We next performed an MTT assay to evaluate the effect of GLGZD on cell viability. As shown in Fig. 3, treatment with various concentrations of GLGZD and/or LPS had no effect on the viability of the BV-2 cells, suggesting that inhibition of the LPS-induced inflammatory response in BV-2 cells did not result from the cytotoxic action of GLGZD.
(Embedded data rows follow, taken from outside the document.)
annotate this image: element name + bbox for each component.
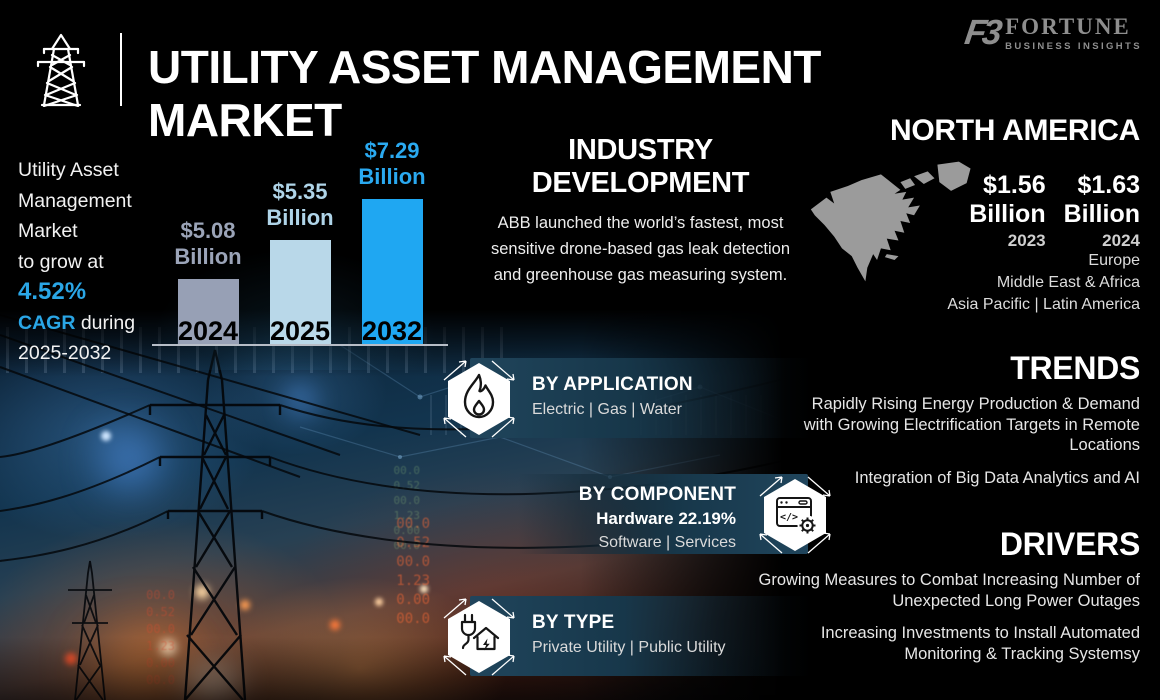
bar-value-label: $5.08 Billion (174, 218, 241, 270)
intro-text: Utility Asset Management Market to grow … (18, 155, 168, 369)
brand-name: FORTUNE (1005, 14, 1131, 39)
industry-title-line1: INDUSTRY (568, 134, 713, 166)
segment-detail: Electric | Gas | Water (532, 401, 682, 418)
bar-group-2025: $5.35 Billion 2025 (266, 179, 333, 346)
stat-value: $1.56 (983, 171, 1046, 199)
region-list: Europe Middle East & Africa Asia Pacific… (947, 250, 1140, 316)
drivers-item: Growing Measures to Combat Increasing Nu… (758, 571, 1141, 610)
market-size-bar-chart: $5.08 Billion 2024 $5.35 Billion 2025 $7 (152, 138, 448, 346)
brand-tagline: BUSINESS INSIGHTS (1005, 41, 1142, 52)
stat-value: $1.63 (1077, 171, 1140, 199)
segment-highlight: Hardware 22.19% (596, 509, 736, 528)
plug-house-icon (434, 592, 524, 682)
trends-item: Integration of Big Data Analytics and AI (854, 468, 1140, 487)
bar-2024: 2024 (177, 279, 239, 346)
industry-development-title: INDUSTRY DEVELOPMENT (468, 134, 813, 200)
bar-year-label: 2025 (269, 316, 331, 346)
during-text: during (75, 311, 136, 334)
bar-value-unit: Billion (174, 244, 242, 269)
segment-band (470, 358, 812, 438)
bar-value-amount: $7.29 (364, 138, 420, 163)
chart-baseline (152, 344, 448, 346)
segment-text: BY TYPE Private Utility | Public Utility (470, 596, 812, 657)
intro-line: to grow at (18, 250, 104, 273)
page-title-line2: MARKET (148, 93, 342, 146)
fortune-business-insights-logo: F3 FORTUNE BUSINESS INSIGHTS (962, 13, 1142, 52)
segment-band (470, 596, 812, 676)
bokeh-light (375, 598, 383, 606)
trends-section: TRENDS Rapidly Rising Energy Production … (780, 350, 1141, 500)
cagr-label: CAGR (18, 311, 76, 334)
forecast-period: 2025-2032 (18, 342, 112, 364)
page-title: UTILITY ASSET MANAGEMENT MARKET (148, 41, 821, 147)
title-divider (120, 33, 122, 106)
north-america-stats: $1.56 Billion 2023 $1.63 Billion 2024 (969, 171, 1140, 251)
stat-unit: Billion (1063, 200, 1140, 228)
trends-title: TRENDS (1010, 350, 1140, 386)
trends-item: Rapidly Rising Energy Production & Deman… (803, 395, 1140, 454)
segment-band (518, 474, 808, 554)
industry-title-line2: DEVELOPMENT (531, 167, 750, 199)
bar-group-2024: $5.08 Billion 2024 (174, 218, 241, 346)
segment-text: BY APPLICATION Electric | Gas | Water (470, 358, 812, 419)
stat-unit: Billion (969, 200, 1046, 228)
drivers-section: DRIVERS Growing Measures to Combat Incre… (745, 526, 1141, 676)
bar-2032: 2032 (361, 199, 423, 346)
bar-year-label: 2024 (177, 316, 239, 346)
drivers-item: Increasing Investments to Install Automa… (820, 624, 1140, 663)
segment-by-application: BY APPLICATION Electric | Gas | Water (443, 358, 812, 438)
region-item: Middle East & Africa (996, 274, 1140, 291)
bar-value-label: $5.35 Billion (266, 179, 333, 231)
region-item: Europe (1088, 252, 1140, 269)
svg-text:</>: </> (780, 512, 798, 523)
intro-line: Utility Asset (18, 159, 119, 181)
bar-value-unit: Billion (358, 164, 426, 189)
flame-icon (434, 354, 524, 444)
region-item: Asia Pacific | Latin America (947, 296, 1140, 313)
segment-text: BY COMPONENT Hardware 22.19% Software | … (518, 474, 808, 552)
segment-title: BY TYPE (532, 612, 615, 633)
industry-development-body: ABB launched the world’s fastest, most s… (490, 214, 791, 284)
segment-detail: Software | Services (598, 534, 736, 551)
bar-value-unit: Billion (266, 205, 334, 230)
segment-detail: Private Utility | Public Utility (532, 639, 726, 656)
stat-year: 2024 (1102, 231, 1140, 250)
bar-group-2032: $7.29 Billion 2032 (358, 138, 425, 346)
intro-line: CAGR during (18, 308, 168, 339)
north-america-title: NORTH AMERICA (890, 114, 1140, 147)
drivers-title: DRIVERS (999, 526, 1140, 562)
page-title-line1: UTILITY ASSET MANAGEMENT (148, 40, 821, 93)
fb-monogram-icon: F3 (962, 13, 1001, 52)
stat-2023: $1.56 Billion 2023 (969, 171, 1045, 251)
stat-2024: $1.63 Billion 2024 (1064, 171, 1140, 251)
bokeh-light (420, 585, 428, 593)
code-window-gear-icon: </> (750, 470, 840, 560)
bar-value-amount: $5.08 (180, 218, 236, 243)
bar-value-amount: $5.35 (272, 179, 328, 204)
north-america-section: NORTH AMERICA $1.56 Billion 2023 $1.63 B… (805, 114, 1140, 319)
bar-group: $5.08 Billion 2024 $5.35 Billion 2025 $7 (152, 138, 448, 346)
segment-title: BY COMPONENT (578, 484, 736, 505)
bar-year-label: 2032 (361, 316, 423, 346)
intro-line: Market (18, 220, 78, 242)
intro-line: Management (18, 189, 132, 212)
blue-flare-core (101, 431, 111, 441)
transmission-tower-icon (36, 33, 86, 107)
bokeh-light (330, 620, 340, 630)
bar-2025: 2025 (269, 240, 331, 346)
stat-year: 2023 (1007, 231, 1046, 250)
bokeh-light (240, 600, 250, 610)
bar-value-label: $7.29 Billion (358, 138, 425, 190)
segment-by-type: BY TYPE Private Utility | Public Utility (443, 596, 812, 676)
north-america-map (810, 161, 971, 282)
cagr-rate-value: 4.52% (18, 278, 87, 305)
segment-by-component: </> BY COMPONENT Hardware 22.19% Softwar… (518, 474, 831, 554)
industry-development-section: INDUSTRY DEVELOPMENT ABB launched the wo… (468, 134, 813, 288)
segment-title: BY APPLICATION (532, 374, 693, 395)
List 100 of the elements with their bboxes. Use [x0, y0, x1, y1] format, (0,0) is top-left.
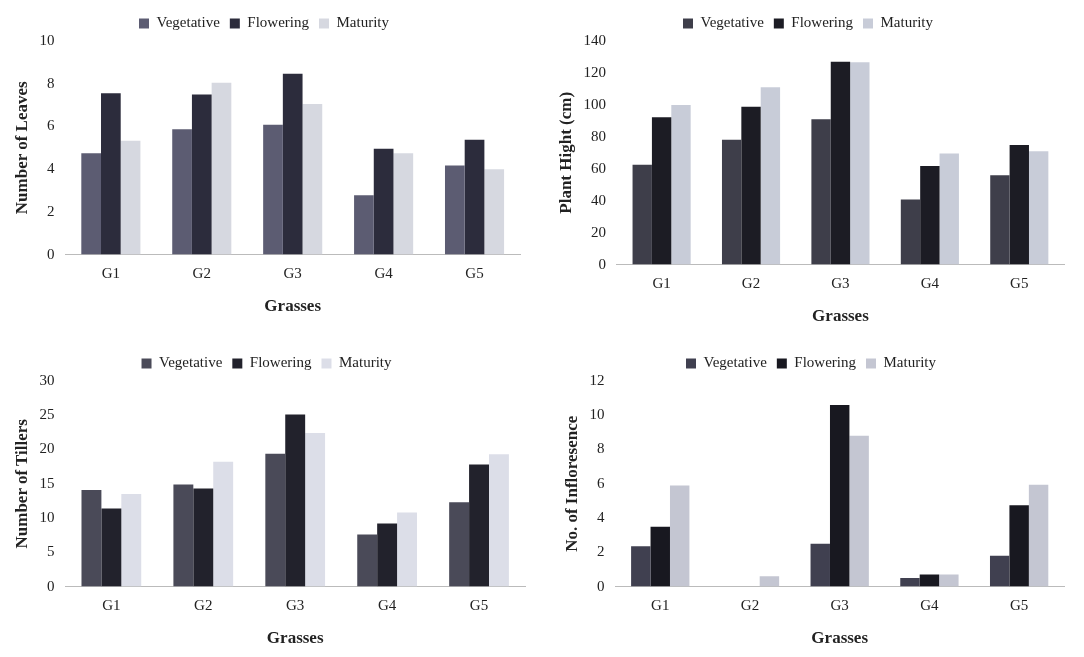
x-tick-label: G5 — [1010, 274, 1029, 291]
y-tick-label: 4 — [46, 160, 55, 177]
x-tick-label: G5 — [469, 596, 489, 613]
x-tick-label: G4 — [377, 596, 397, 613]
y-tick-label: 0 — [46, 245, 55, 262]
y-axis-title: Number of Tillers — [11, 418, 31, 549]
bar — [263, 124, 283, 255]
x-tick-label: G4 — [374, 264, 394, 281]
legend-label: Vegetative — [703, 354, 768, 371]
bar — [81, 153, 102, 255]
bar — [989, 555, 1010, 587]
x-tick-label: G4 — [920, 596, 940, 613]
x-tick-label: G2 — [741, 274, 761, 291]
x-tick-label: G5 — [465, 264, 484, 281]
y-axis-title: Number of Leaves — [11, 81, 31, 215]
y-tick-label: 2 — [596, 543, 605, 560]
y-tick-label: 0 — [598, 255, 606, 272]
bar — [849, 435, 869, 587]
x-axis-title: Grasses — [264, 296, 322, 316]
y-tick-label: 120 — [583, 63, 606, 80]
legend-label: Maturity — [883, 354, 937, 371]
y-tick-label: 25 — [39, 406, 55, 423]
bar — [1028, 151, 1049, 265]
bar — [172, 129, 192, 255]
bar — [920, 165, 940, 265]
bar — [939, 574, 959, 587]
y-tick-label: 140 — [583, 31, 606, 48]
bar — [449, 502, 470, 587]
bar — [721, 139, 742, 265]
bar — [302, 104, 323, 255]
bar — [759, 576, 780, 587]
y-tick-label: 80 — [590, 127, 606, 144]
y-tick-label: 10 — [589, 406, 605, 423]
y-tick-label: 30 — [39, 371, 55, 388]
legend-label: Maturity — [880, 14, 934, 31]
legend-label: Flowering — [794, 354, 857, 371]
bar — [101, 508, 122, 587]
bar — [173, 484, 194, 587]
y-tick-label: 15 — [39, 474, 55, 491]
y-tick-label: 10 — [39, 509, 55, 525]
y-tick-label: 6 — [46, 117, 55, 134]
bar — [393, 153, 414, 255]
x-tick-label: G4 — [920, 274, 940, 291]
bar — [1009, 505, 1029, 587]
legend-label: Vegetative — [159, 354, 223, 371]
legend-label: Flowering — [247, 14, 310, 31]
bar — [900, 578, 920, 587]
y-axis-title: Plant Hight (cm) — [555, 91, 575, 214]
bar — [632, 164, 652, 265]
bar — [285, 414, 306, 587]
legend-label: Maturity — [336, 14, 390, 31]
y-tick-label: 60 — [590, 159, 606, 176]
bar — [357, 534, 378, 587]
bar — [1009, 144, 1029, 265]
x-tick-label: G3 — [283, 264, 302, 281]
bar — [810, 543, 830, 587]
bar — [919, 574, 940, 587]
bar — [377, 523, 398, 587]
bar — [193, 488, 214, 587]
y-tick-label: 0 — [46, 577, 55, 594]
legend-label: Vegetative — [700, 14, 765, 31]
y-tick-label: 4 — [596, 509, 605, 525]
x-tick-label: G2 — [192, 264, 211, 281]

TLR4/NF-κB signaling is one of the major pathways mediating immune and inflammation responses, which are involved in the expression of inflammatory mediators. The process of NF-κB activation includes several key links such as TLR4 activation, the presence of MyD88, phosphorylation/degradation of IκB, and subsequent nuclear translocation of NF-κB. To elucidate the mechanism of the anti-inflammatory activity of GLGZD, we examined its effect on the TLR4/NF-κB signaling pathway in microglial cells. As shown in Fig. 4, upon LPS stimulation, the expression of TLR4 and MyD88 as well as the phosphorylation level of IκB were significantly increased. However, GLGZD significantly neutralized the effect of LPS stimulation, dose-dependently reducing TLR4 and MyD88 protein expression and IκB phosphorylation levels in BV-2 cells. To further verify these results, we evaluated the effect of GLGZD on the nuclear translocation of NF-κB which is a critical step for NF-κB activation. The NF-κB p65 subunit was visualized by immunofluorescence staining. The cells were counterstained with DAPI, and NF-κB nuclear translocation was recognized by the co-localization of the p65 subunit with DAPI. As shown in Fig. 5, LPS stimulation caused the nuclear translocation of the NF-κB p65 subunit, which was not observed in unstimulated cells. However, GLGZD treatment significantly blocked LPS-induced NF-κB nuclear translocation in the BV-2 cells, in a dose-dependent manner. Collectively, these data suggest that the anti-inflammatory effect of GLGZD is mediated by suppression of TLR4/NF-κB signaling in microglial BV-2 cells.